The conclusion forms part of the analysis by the Health Expenditure Observatory 'Private health insurance in the Portuguese health system: myths and facts', prepared by researchers Pedro Pita Barros and Eduardo Costa, within the scope of the Social Equity Initiative, a partnership between 'la Caixa' Foundation, BPI and Nova SBE.

"More than just analysing the evolution of the number of private health contracts in Portugal, it is necessary to understand the reasons for this growth and its role in the Portuguese health system", says the Health Expenditure Observatory.

According to the observatory, the progressive increase in the volume of voluntary private insurance subscribed by the population - which rose from 14% in 2000 to 32% in 2021 - does not necessarily translate into an equivalent increase in the importance of health insurance in financing expenditure in health.

"The funds moved by private health insurance represent (in 2020) only 4% of the total expenditure on health care, which contrasts very clearly with the number of private health insurance contracts. That is, although there are many contracts, these on average cover very little quantitatively and, consequently, direct payments from families, which in the last 10 years have not suffered any significant reduction, remain at very high levels", he stresses.
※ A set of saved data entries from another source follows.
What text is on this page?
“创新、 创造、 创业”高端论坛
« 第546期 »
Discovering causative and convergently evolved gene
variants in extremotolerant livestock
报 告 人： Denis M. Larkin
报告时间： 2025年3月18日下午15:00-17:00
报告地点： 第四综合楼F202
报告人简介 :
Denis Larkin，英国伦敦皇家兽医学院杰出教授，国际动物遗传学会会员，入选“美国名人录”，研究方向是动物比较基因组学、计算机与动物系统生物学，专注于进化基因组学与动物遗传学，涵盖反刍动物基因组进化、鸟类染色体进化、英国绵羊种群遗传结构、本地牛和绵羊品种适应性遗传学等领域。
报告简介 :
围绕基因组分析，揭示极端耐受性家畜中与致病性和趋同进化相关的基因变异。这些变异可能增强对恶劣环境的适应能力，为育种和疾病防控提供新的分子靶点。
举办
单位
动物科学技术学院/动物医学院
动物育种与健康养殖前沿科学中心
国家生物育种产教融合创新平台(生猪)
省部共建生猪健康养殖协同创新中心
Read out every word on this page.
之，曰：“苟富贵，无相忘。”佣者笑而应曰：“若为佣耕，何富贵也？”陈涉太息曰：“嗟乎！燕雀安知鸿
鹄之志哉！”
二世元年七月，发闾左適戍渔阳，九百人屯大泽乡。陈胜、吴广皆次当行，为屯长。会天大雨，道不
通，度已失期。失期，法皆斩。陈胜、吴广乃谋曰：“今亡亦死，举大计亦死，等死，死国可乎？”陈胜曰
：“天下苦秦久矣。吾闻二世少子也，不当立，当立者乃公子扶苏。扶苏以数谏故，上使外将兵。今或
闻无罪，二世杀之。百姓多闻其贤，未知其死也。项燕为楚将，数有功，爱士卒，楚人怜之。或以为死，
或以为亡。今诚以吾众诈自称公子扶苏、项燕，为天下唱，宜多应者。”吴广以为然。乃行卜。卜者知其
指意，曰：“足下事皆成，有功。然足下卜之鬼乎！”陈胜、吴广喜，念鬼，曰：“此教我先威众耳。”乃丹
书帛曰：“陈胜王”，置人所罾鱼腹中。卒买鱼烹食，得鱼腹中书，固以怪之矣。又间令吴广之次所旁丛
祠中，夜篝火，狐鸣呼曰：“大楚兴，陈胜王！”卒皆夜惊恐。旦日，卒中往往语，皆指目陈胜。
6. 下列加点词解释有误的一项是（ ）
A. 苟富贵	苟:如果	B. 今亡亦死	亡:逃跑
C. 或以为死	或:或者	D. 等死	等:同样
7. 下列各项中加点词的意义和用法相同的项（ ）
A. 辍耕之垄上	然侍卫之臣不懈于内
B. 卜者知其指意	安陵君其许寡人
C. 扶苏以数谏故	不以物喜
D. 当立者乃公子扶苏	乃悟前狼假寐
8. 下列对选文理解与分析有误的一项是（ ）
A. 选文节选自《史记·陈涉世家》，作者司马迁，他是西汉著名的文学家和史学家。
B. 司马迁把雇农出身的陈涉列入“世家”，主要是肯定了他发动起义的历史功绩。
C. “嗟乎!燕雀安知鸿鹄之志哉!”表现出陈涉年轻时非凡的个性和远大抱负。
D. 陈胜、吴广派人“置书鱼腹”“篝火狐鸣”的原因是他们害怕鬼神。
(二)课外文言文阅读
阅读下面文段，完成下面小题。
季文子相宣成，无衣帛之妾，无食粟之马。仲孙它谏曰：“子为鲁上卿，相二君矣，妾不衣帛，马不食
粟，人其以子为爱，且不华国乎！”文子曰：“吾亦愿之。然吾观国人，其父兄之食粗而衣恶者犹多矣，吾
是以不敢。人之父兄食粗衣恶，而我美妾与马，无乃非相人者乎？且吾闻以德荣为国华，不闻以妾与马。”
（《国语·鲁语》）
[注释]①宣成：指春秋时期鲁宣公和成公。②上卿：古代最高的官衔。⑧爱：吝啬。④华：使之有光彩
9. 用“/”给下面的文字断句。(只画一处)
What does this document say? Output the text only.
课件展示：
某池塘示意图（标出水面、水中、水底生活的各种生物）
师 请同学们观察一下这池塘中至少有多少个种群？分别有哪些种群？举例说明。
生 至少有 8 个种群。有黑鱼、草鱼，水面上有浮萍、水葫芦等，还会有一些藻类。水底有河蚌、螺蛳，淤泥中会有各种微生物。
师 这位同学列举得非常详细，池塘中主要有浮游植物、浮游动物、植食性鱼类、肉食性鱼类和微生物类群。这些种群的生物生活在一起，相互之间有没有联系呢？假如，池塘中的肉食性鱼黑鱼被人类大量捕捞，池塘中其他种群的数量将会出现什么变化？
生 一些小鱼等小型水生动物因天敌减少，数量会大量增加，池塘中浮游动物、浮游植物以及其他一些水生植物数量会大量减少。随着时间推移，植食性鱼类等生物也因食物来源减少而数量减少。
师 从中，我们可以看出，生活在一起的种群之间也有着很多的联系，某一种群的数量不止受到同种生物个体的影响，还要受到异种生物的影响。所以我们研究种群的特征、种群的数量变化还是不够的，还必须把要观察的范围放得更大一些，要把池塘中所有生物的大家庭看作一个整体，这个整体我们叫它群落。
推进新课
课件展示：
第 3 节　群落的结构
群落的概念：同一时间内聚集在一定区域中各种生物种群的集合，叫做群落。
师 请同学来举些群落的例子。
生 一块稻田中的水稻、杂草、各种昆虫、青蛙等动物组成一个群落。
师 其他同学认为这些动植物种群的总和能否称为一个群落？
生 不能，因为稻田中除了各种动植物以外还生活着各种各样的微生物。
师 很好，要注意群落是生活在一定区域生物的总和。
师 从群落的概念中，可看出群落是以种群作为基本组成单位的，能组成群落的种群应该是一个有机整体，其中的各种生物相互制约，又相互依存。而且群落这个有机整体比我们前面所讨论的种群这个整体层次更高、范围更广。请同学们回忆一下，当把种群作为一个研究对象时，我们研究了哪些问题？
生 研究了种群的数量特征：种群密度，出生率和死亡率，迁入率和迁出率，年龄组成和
For economists, the opportunity left open by this lack of financial coverage of many health care expenses is not taken advantage of by companies that provide private health insurance, arguing that "they could expand their activity by occupying the space of complementarity to the SNS and consequently reducing the effort of families in the moment of need and use of health care".

The analysed data also concludes that there is "a strong negative correlation" between the role of private health insurance and that of private subsystems.